Икается нынче на хуторе Большой Набатов седоклокому Шурке – Александру Андреевичу, не раз его помянули.

Здесь, в сегодняшнем нашем приюте, от хутора и от годов давних далеком, вспоминаем последнее, самое сладкое. Собеседник мой откипел и уже остыл, жмурится, глаза прикрывает. Но память, но острый нюх… Будто рядом все.

– Достал с подловки рыбу, в жаровню поклал, водички туда плеснул, чтобы отволгла. А потом – томату, морковочки да лучку, как положено. Пошкворчит на малом жару, хорошо потомится. Щи сварятся, как обычные, постные: капуста, картошка. Сварились, закладываешь из жаровни рыбу. Пусть закипит. И не спеши, нехай постоит в сторонке, на легком жару. Рыбка размягчеет, свой сок даст, там косточки и те станут едовыми. Настоится, такой из печи запах пойдет. Да Господи Боже мой… Такой сладкий дух…

Мясистые ноздри рассказчика раздуваются, он этот сладкий дух чует. Губами чмокает, словно хлебает.

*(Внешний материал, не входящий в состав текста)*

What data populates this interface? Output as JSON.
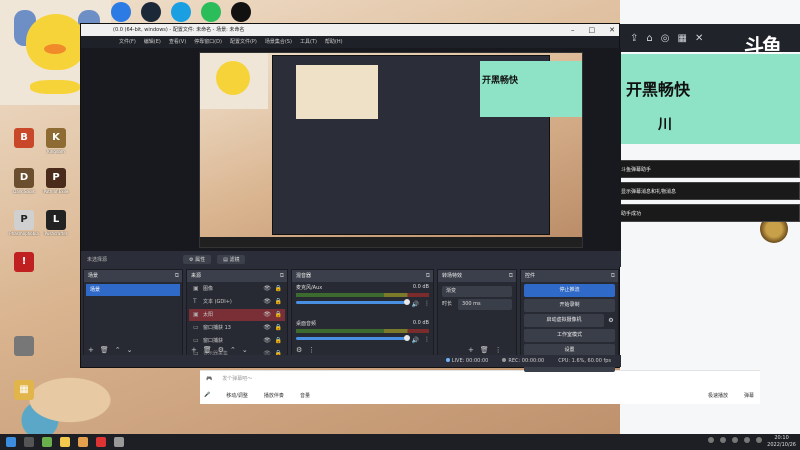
{
  "desktop": {
    "icons": [
      {
        "label": "",
        "color": "#c9482a",
        "glyph": "B"
      },
      {
        "label": "Kingdom",
        "color": "#8d6b32",
        "glyph": "K"
      },
      {
        "label": "Dark Souls",
        "color": "#6b4e2e",
        "glyph": "D"
      },
      {
        "label": "Path of Exile",
        "color": "#4a2a1a",
        "glyph": "P"
      },
      {
        "label": "Phasmophobia",
        "color": "#d0d0d0",
        "glyph": "P"
      },
      {
        "label": "Pushcrafter",
        "color": "#222222",
        "glyph": "L"
      },
      {
        "label": "",
        "color": "#c02020",
        "glyph": "!"
      },
      {
        "label": "",
        "color": "#e1b54a",
        "glyph": "▦"
      }
    ]
  },
  "obs": {
    "title": "(0.0 (64-bit, windows) - 配置文件: 未命名 - 场景: 未命名",
    "menu": [
      "文件(F)",
      "编辑(E)",
      "查看(V)",
      "停靠窗口(D)",
      "配置文件(P)",
      "场景集合(S)",
      "工具(T)",
      "帮助(H)"
    ],
    "no_source": "未选择源",
    "props_btn": "属性",
    "filters_btn": "滤镜",
    "scenes": {
      "title": "场景",
      "items": [
        "场景"
      ]
    },
    "sources": {
      "title": "来源",
      "items": [
        {
          "name": "图像",
          "selected": false
        },
        {
          "name": "文本 (GDI+)",
          "selected": false
        },
        {
          "name": "太阳",
          "selected": true
        },
        {
          "name": "窗口捕获 13",
          "selected": false
        },
        {
          "name": "窗口捕获",
          "selected": false
        },
        {
          "name": "显示器采集",
          "selected": false
        }
      ]
    },
    "mixer": {
      "title": "混音器",
      "channels": [
        {
          "name": "麦克风/Aux",
          "db": "0.0 dB"
        },
        {
          "name": "桌面音频",
          "db": "0.0 dB"
        }
      ]
    },
    "transitions": {
      "title": "转场特效",
      "selected": "渐变",
      "duration_label": "时长",
      "duration": "300 ms"
    },
    "controls": {
      "title": "控件",
      "buttons": [
        "停止推流",
        "开始录制",
        "启动虚拟摄像机",
        "工作室模式",
        "设置",
        "退出"
      ]
    },
    "status": {
      "live": "LIVE: 00:00:00",
      "rec": "REC: 00:00:00",
      "cpu": "CPU: 1.6%, 60.00 fps"
    }
  },
  "douyu": {
    "logo": "斗鱼",
    "banner": "开黑畅快",
    "banner_sub": "川",
    "notifications": [
      "欢迎使用斗鱼弹幕助手",
      "本区域会显示弹幕消息和礼物消息",
      "添加弹幕助手成功"
    ],
    "chat_placeholder": "发个弹幕吧～",
    "tools": [
      "移动/调整",
      "播放伴奏",
      "音量"
    ],
    "right_tools": [
      "极速播放",
      "弹幕"
    ]
  },
  "taskbar": {
    "time": "20:10",
    "date": "2022/10/26"
  }
}
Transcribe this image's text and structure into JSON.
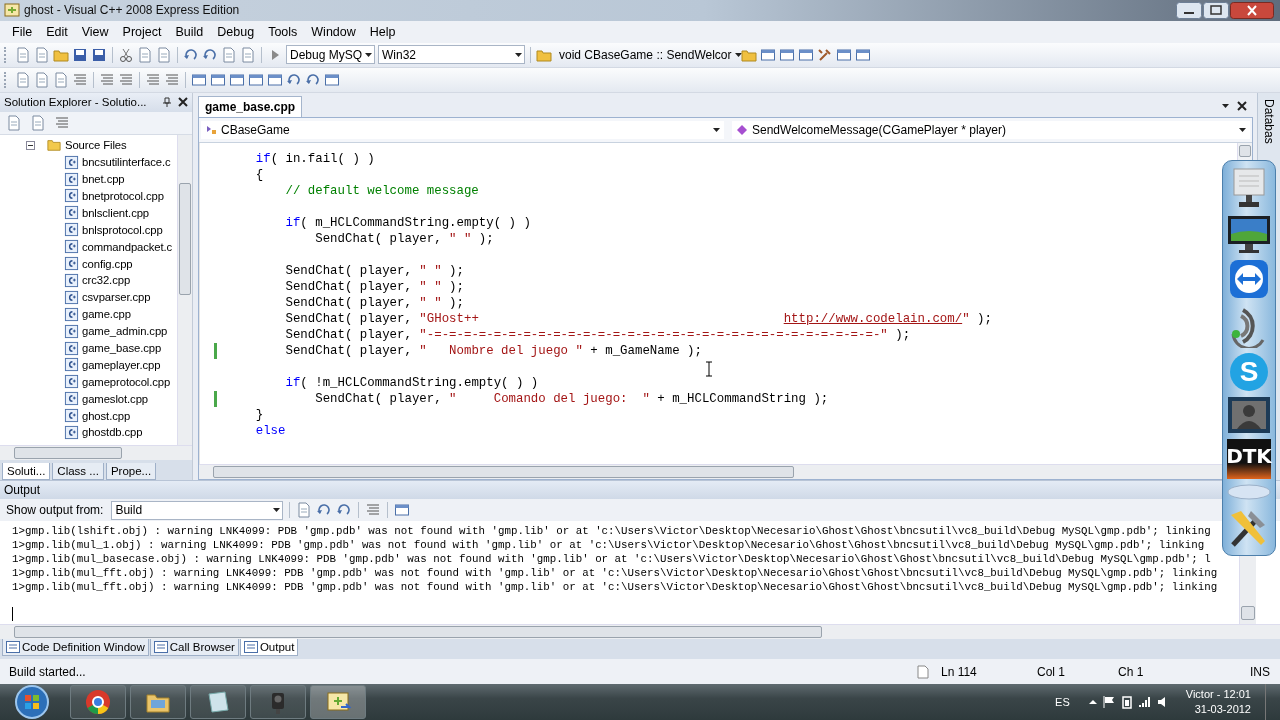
{
  "window": {
    "title": "ghost - Visual C++ 2008 Express Edition"
  },
  "menu": [
    "File",
    "Edit",
    "View",
    "Project",
    "Build",
    "Debug",
    "Tools",
    "Window",
    "Help"
  ],
  "toolbar": {
    "configuration": "Debug MySQ",
    "platform": "Win32",
    "function": "void CBaseGame :: SendWelcor"
  },
  "solution_explorer": {
    "title": "Solution Explorer - Solutio...",
    "tree": [
      {
        "label": "Source Files",
        "expanded": true,
        "children": [
          {
            "label": "bncsutilinterface.c"
          },
          {
            "label": "bnet.cpp"
          },
          {
            "label": "bnetprotocol.cpp"
          },
          {
            "label": "bnlsclient.cpp"
          },
          {
            "label": "bnlsprotocol.cpp"
          },
          {
            "label": "commandpacket.c"
          },
          {
            "label": "config.cpp"
          },
          {
            "label": "crc32.cpp"
          },
          {
            "label": "csvparser.cpp"
          },
          {
            "label": "game.cpp"
          },
          {
            "label": "game_admin.cpp"
          },
          {
            "label": "game_base.cpp"
          },
          {
            "label": "gameplayer.cpp"
          },
          {
            "label": "gameprotocol.cpp"
          },
          {
            "label": "gameslot.cpp"
          },
          {
            "label": "ghost.cpp"
          },
          {
            "label": "ghostdb.cpp"
          }
        ]
      }
    ],
    "tabs": [
      {
        "label": "Soluti...",
        "selected": true
      },
      {
        "label": "Class ...",
        "selected": false
      },
      {
        "label": "Prope...",
        "selected": false
      }
    ]
  },
  "editor": {
    "tabs": [
      {
        "label": "game_base.cpp",
        "selected": true
      }
    ],
    "class_dropdown": "CBaseGame",
    "member_dropdown": "SendWelcomeMessage(CGamePlayer * player)",
    "lines": [
      {
        "changed": false,
        "segments": [
          {
            "kind": "keyword",
            "text": "    if"
          },
          {
            "kind": "plain",
            "text": "( in.fail( ) )"
          }
        ]
      },
      {
        "changed": false,
        "segments": [
          {
            "kind": "plain",
            "text": "    {"
          }
        ]
      },
      {
        "changed": false,
        "segments": [
          {
            "kind": "comment",
            "text": "        // default welcome message"
          }
        ]
      },
      {
        "changed": false
      },
      {
        "changed": false,
        "segments": [
          {
            "kind": "keyword",
            "text": "        if"
          },
          {
            "kind": "plain",
            "text": "( m_HCLCommandString.empty( ) )"
          }
        ]
      },
      {
        "changed": false,
        "segments": [
          {
            "kind": "plain",
            "text": "            SendChat( player, "
          },
          {
            "kind": "string",
            "text": "\" \""
          },
          {
            "kind": "plain",
            "text": " );"
          }
        ]
      },
      {
        "changed": false
      },
      {
        "changed": false,
        "segments": [
          {
            "kind": "plain",
            "text": "        SendChat( player, "
          },
          {
            "kind": "string",
            "text": "\" \""
          },
          {
            "kind": "plain",
            "text": " );"
          }
        ]
      },
      {
        "changed": false,
        "segments": [
          {
            "kind": "plain",
            "text": "        SendChat( player, "
          },
          {
            "kind": "string",
            "text": "\" \""
          },
          {
            "kind": "plain",
            "text": " );"
          }
        ]
      },
      {
        "changed": false,
        "segments": [
          {
            "kind": "plain",
            "text": "        SendChat( player, "
          },
          {
            "kind": "string",
            "text": "\" \""
          },
          {
            "kind": "plain",
            "text": " );"
          }
        ]
      },
      {
        "changed": false,
        "segments": [
          {
            "kind": "plain",
            "text": "        SendChat( player, "
          },
          {
            "kind": "string",
            "text": "\"GHost++                                         "
          },
          {
            "kind": "link",
            "text": "http://www.codelain.com/"
          },
          {
            "kind": "string",
            "text": "\""
          },
          {
            "kind": "plain",
            "text": " );"
          }
        ]
      },
      {
        "changed": false,
        "segments": [
          {
            "kind": "plain",
            "text": "        SendChat( player, "
          },
          {
            "kind": "string",
            "text": "\"-=-=-=-=-=-=-=-=-=-=-=-=-=-=-=-=-=-=-=-=-=-=-=-=-=-=-=-=-=-=-\""
          },
          {
            "kind": "plain",
            "text": " );"
          }
        ]
      },
      {
        "changed": true,
        "segments": [
          {
            "kind": "plain",
            "text": "        SendChat( player, "
          },
          {
            "kind": "string",
            "text": "\"   Nombre del juego \""
          },
          {
            "kind": "plain",
            "text": " + m_GameName );"
          }
        ]
      },
      {
        "changed": false
      },
      {
        "changed": false,
        "segments": [
          {
            "kind": "keyword",
            "text": "        if"
          },
          {
            "kind": "plain",
            "text": "( !m_HCLCommandString.empty( ) )"
          }
        ]
      },
      {
        "changed": true,
        "segments": [
          {
            "kind": "plain",
            "text": "            SendChat( player, "
          },
          {
            "kind": "string",
            "text": "\"     Comando del juego:  \""
          },
          {
            "kind": "plain",
            "text": " + m_HCLCommandString );"
          }
        ]
      },
      {
        "changed": false,
        "segments": [
          {
            "kind": "plain",
            "text": "    }"
          }
        ]
      },
      {
        "changed": false,
        "segments": [
          {
            "kind": "keyword",
            "text": "    else"
          }
        ]
      }
    ]
  },
  "side_tab": "Databas",
  "output": {
    "title": "Output",
    "source_label": "Show output from:",
    "source": "Build",
    "lines": [
      "1>gmp.lib(lshift.obj) : warning LNK4099: PDB 'gmp.pdb' was not found with 'gmp.lib' or at 'c:\\Users\\Victor\\Desktop\\Necesario\\Ghost\\Ghost\\bncsutil\\vc8_build\\Debug MySQL\\gmp.pdb'; linking",
      "1>gmp.lib(mul_1.obj) : warning LNK4099: PDB 'gmp.pdb' was not found with 'gmp.lib' or at 'c:\\Users\\Victor\\Desktop\\Necesario\\Ghost\\Ghost\\bncsutil\\vc8_build\\Debug MySQL\\gmp.pdb'; linking",
      "1>gmp.lib(mul_basecase.obj) : warning LNK4099: PDB 'gmp.pdb' was not found with 'gmp.lib' or at 'c:\\Users\\Victor\\Desktop\\Necesario\\Ghost\\Ghost\\bncsutil\\vc8_build\\Debug MySQL\\gmp.pdb'; l",
      "1>gmp.lib(mul_fft.obj) : warning LNK4099: PDB 'gmp.pdb' was not found with 'gmp.lib' or at 'c:\\Users\\Victor\\Desktop\\Necesario\\Ghost\\Ghost\\bncsutil\\vc8_build\\Debug MySQL\\gmp.pdb'; linking",
      "1>gmp.lib(mul_fft.obj) : warning LNK4099: PDB 'gmp.pdb' was not found with 'gmp.lib' or at 'c:\\Users\\Victor\\Desktop\\Necesario\\Ghost\\Ghost\\bncsutil\\vc8_build\\Debug MySQL\\gmp.pdb'; linking"
    ]
  },
  "bottom_tabs": [
    {
      "label": "Code Definition Window",
      "selected": false
    },
    {
      "label": "Call Browser",
      "selected": false
    },
    {
      "label": "Output",
      "selected": true
    }
  ],
  "status_bar": {
    "message": "Build started...",
    "line": "Ln 114",
    "column": "Col 1",
    "char": "Ch 1",
    "mode": "INS"
  },
  "dock": [
    {
      "kind": "monitor"
    },
    {
      "kind": "display"
    },
    {
      "kind": "arrows"
    },
    {
      "kind": "speaker"
    },
    {
      "kind": "letter",
      "label": "S"
    },
    {
      "kind": "person"
    },
    {
      "kind": "letters",
      "label": "DTK"
    },
    {
      "kind": "oval"
    },
    {
      "kind": "tools"
    }
  ],
  "taskbar": {
    "language": "ES",
    "user_time": "Victor - 12:01",
    "date": "31-03-2012"
  }
}
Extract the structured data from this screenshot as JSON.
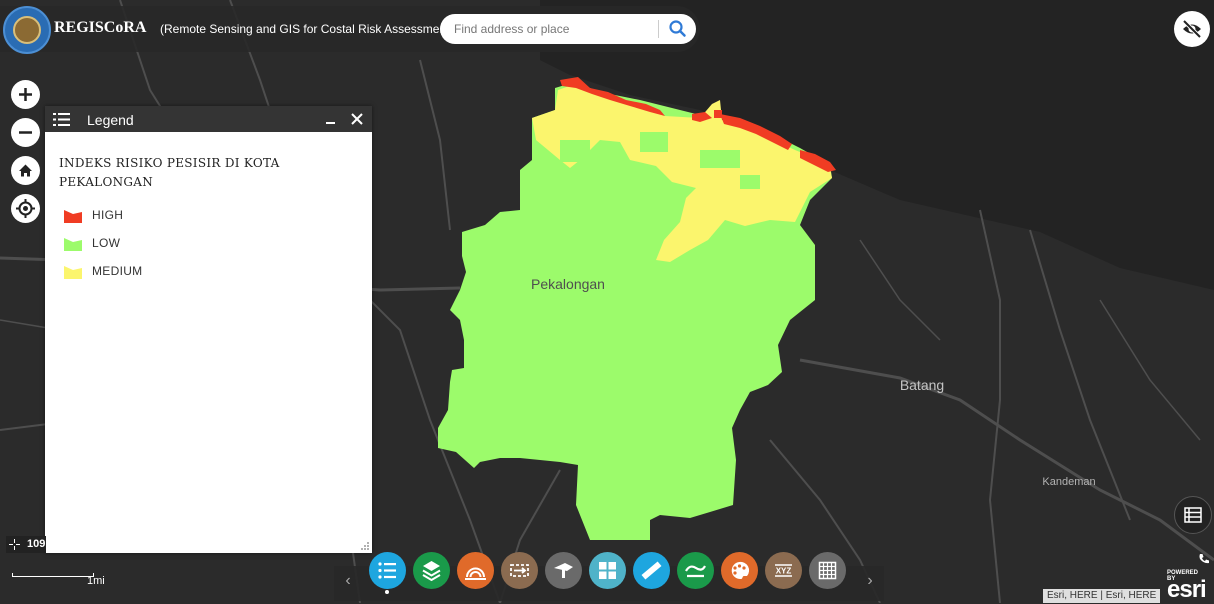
{
  "app": {
    "title": "REGISCoRA",
    "subtitle": "(Remote Sensing and GIS for Costal Risk Assessment)"
  },
  "search": {
    "placeholder": "Find address or place",
    "button_icon": "search-icon"
  },
  "visibility_toggle_icon": "eye-off-icon",
  "map": {
    "place_labels": [
      "Pekalongan",
      "Batang",
      "Kandeman"
    ],
    "base_color": "#2b2b2b",
    "sea_color": "#232323",
    "road_color": "#4e4e4e"
  },
  "map_controls": [
    {
      "name": "zoom-in",
      "glyph": "+"
    },
    {
      "name": "zoom-out",
      "glyph": "−"
    },
    {
      "name": "home",
      "glyph": "home-icon"
    },
    {
      "name": "my-location",
      "glyph": "locate-icon"
    }
  ],
  "legend": {
    "title": "Legend",
    "heading": "INDEKS RISIKO PESISIR DI KOTA PEKALONGAN",
    "items": [
      {
        "label": "HIGH",
        "color": "#f03c23"
      },
      {
        "label": "LOW",
        "color": "#9cfb6b"
      },
      {
        "label": "MEDIUM",
        "color": "#fbf56d"
      }
    ]
  },
  "coordinate_readout": "109",
  "scale_label": "1mi",
  "toolbar": [
    {
      "name": "legend",
      "color": "#1ea6df"
    },
    {
      "name": "layer-list",
      "color": "#1a9a4a"
    },
    {
      "name": "basemap-gallery",
      "color": "#e06a2a"
    },
    {
      "name": "swipe",
      "color": "#8b6b50"
    },
    {
      "name": "query",
      "color": "#6a6a6a"
    },
    {
      "name": "dashboard",
      "color": "#4fb3c9"
    },
    {
      "name": "measurement",
      "color": "#1ea6df"
    },
    {
      "name": "analysis",
      "color": "#1a9a4a"
    },
    {
      "name": "print",
      "color": "#e06a2a"
    },
    {
      "name": "coordinate-xyz",
      "color": "#8b6b50",
      "label": "XYZ"
    },
    {
      "name": "grid-overlay",
      "color": "#6a6a6a"
    }
  ],
  "attribution": "Esri, HERE | Esri, HERE",
  "esri_logo": {
    "powered": "POWERED BY",
    "mark": "esri"
  }
}
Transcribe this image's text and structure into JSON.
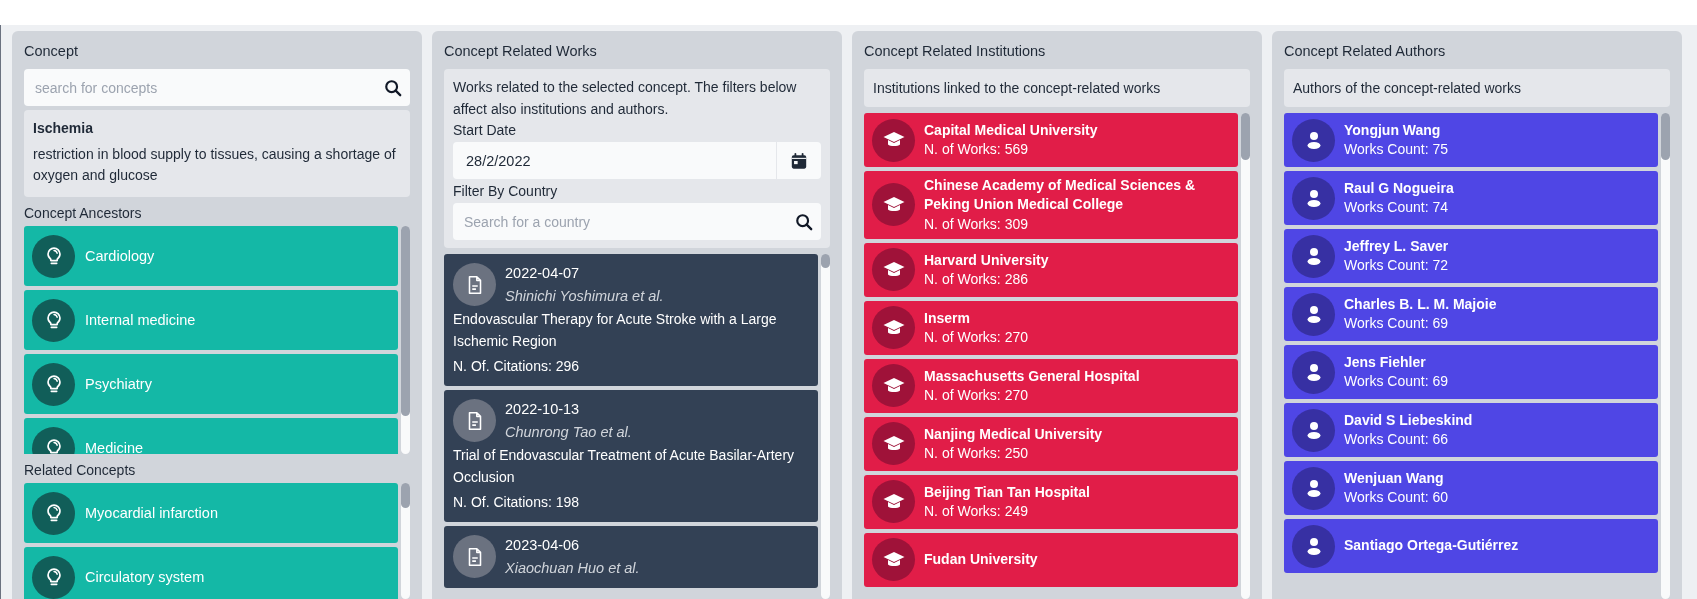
{
  "concept": {
    "title": "Concept",
    "search": {
      "placeholder": "search for concepts"
    },
    "selected_concept": {
      "name": "Ischemia",
      "description": "restriction in blood supply to tissues, causing a shortage of oxygen and glucose"
    },
    "ancestors_label": "Concept Ancestors",
    "ancestors": [
      {
        "label": "Cardiology"
      },
      {
        "label": "Internal medicine"
      },
      {
        "label": "Psychiatry"
      },
      {
        "label": "Medicine"
      }
    ],
    "related_label": "Related Concepts",
    "related": [
      {
        "label": "Myocardial infarction"
      },
      {
        "label": "Circulatory system"
      }
    ]
  },
  "works": {
    "title": "Concept Related Works",
    "description": "Works related to the selected concept. The filters below affect also institutions and authors.",
    "start_date_label": "Start Date",
    "start_date": "28/2/2022",
    "country_label": "Filter By Country",
    "country_search": {
      "placeholder": "Search for a country"
    },
    "items": [
      {
        "date": "2022-04-07",
        "authors": "Shinichi Yoshimura et al.",
        "title": "Endovascular Therapy for Acute Stroke with a Large Ischemic Region",
        "citations": "N. Of. Citations: 296"
      },
      {
        "date": "2022-10-13",
        "authors": "Chunrong Tao et al.",
        "title": "Trial of Endovascular Treatment of Acute Basilar-Artery Occlusion",
        "citations": "N. Of. Citations: 198"
      },
      {
        "date": "2023-04-06",
        "authors": "Xiaochuan Huo et al."
      }
    ]
  },
  "institutions": {
    "title": "Concept Related Institutions",
    "description": "Institutions linked to the concept-related works",
    "items": [
      {
        "name": "Capital Medical University",
        "count": "N. of Works: 569"
      },
      {
        "name": "Chinese Academy of Medical Sciences & Peking Union Medical College",
        "count": "N. of Works: 309"
      },
      {
        "name": "Harvard University",
        "count": "N. of Works: 286"
      },
      {
        "name": "Inserm",
        "count": "N. of Works: 270"
      },
      {
        "name": "Massachusetts General Hospital",
        "count": "N. of Works: 270"
      },
      {
        "name": "Nanjing Medical University",
        "count": "N. of Works: 250"
      },
      {
        "name": "Beijing Tian Tan Hospital",
        "count": "N. of Works: 249"
      },
      {
        "name": "Fudan University"
      }
    ]
  },
  "authors": {
    "title": "Concept Related Authors",
    "description": "Authors of the concept-related works",
    "items": [
      {
        "name": "Yongjun Wang",
        "count": "Works Count: 75"
      },
      {
        "name": "Raul G Nogueira",
        "count": "Works Count: 74"
      },
      {
        "name": "Jeffrey L. Saver",
        "count": "Works Count: 72"
      },
      {
        "name": "Charles B. L. M. Majoie",
        "count": "Works Count: 69"
      },
      {
        "name": "Jens Fiehler",
        "count": "Works Count: 69"
      },
      {
        "name": "David S Liebeskind",
        "count": "Works Count: 66"
      },
      {
        "name": "Wenjuan Wang",
        "count": "Works Count: 60"
      },
      {
        "name": "Santiago Ortega-Gutiérrez"
      }
    ]
  }
}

– За уши не оттянешь… Настоящие наши рыбные щи, какие от веку. Ешь – не уешься. Надо Шурке переказать, нехай привезет рыбки… – мурлычет и мурлычет мой собеседник, но потом, вдруг очнувшись да иное скумекав, делает иной поворот:

– Слухай сюда! Ты – на колесах. В августе едем на хутор. У Шурки лодку берем – и на озера. Крестовка, Поплутное, Шемаристое… Без рыбы не будем. И все как положено делаю. А ты гляди, и Шурка нехай глядит. У тети Кати русская печь сохраняется, я знаю. Протопим печь. Высушим как положено. И вот тогда наварим настоящих донских щей с рыбой, как в старые времена. Ты лишь слухай меня…

Человек в шляпе

Для зачина – почти анекдот. Станица Голубинская. Год тысяча девятьсот сорок четвертый ли, сорок пятый, словом, Отечественная война кончается. Семья учителей Рукосуевых. Летнее утро. Хозяин, Василий Андреевич, как всегда, до работы успел на Дон сходить, проверил снасти и несет полный зембель стерляди семье на прокорм. Встречает его во дворе жена, Евгения Павловна, сокрушенно вздыхает:

– Господи, когда уж мы настоящей еды дождёмся, все стерлядка да стерлядка…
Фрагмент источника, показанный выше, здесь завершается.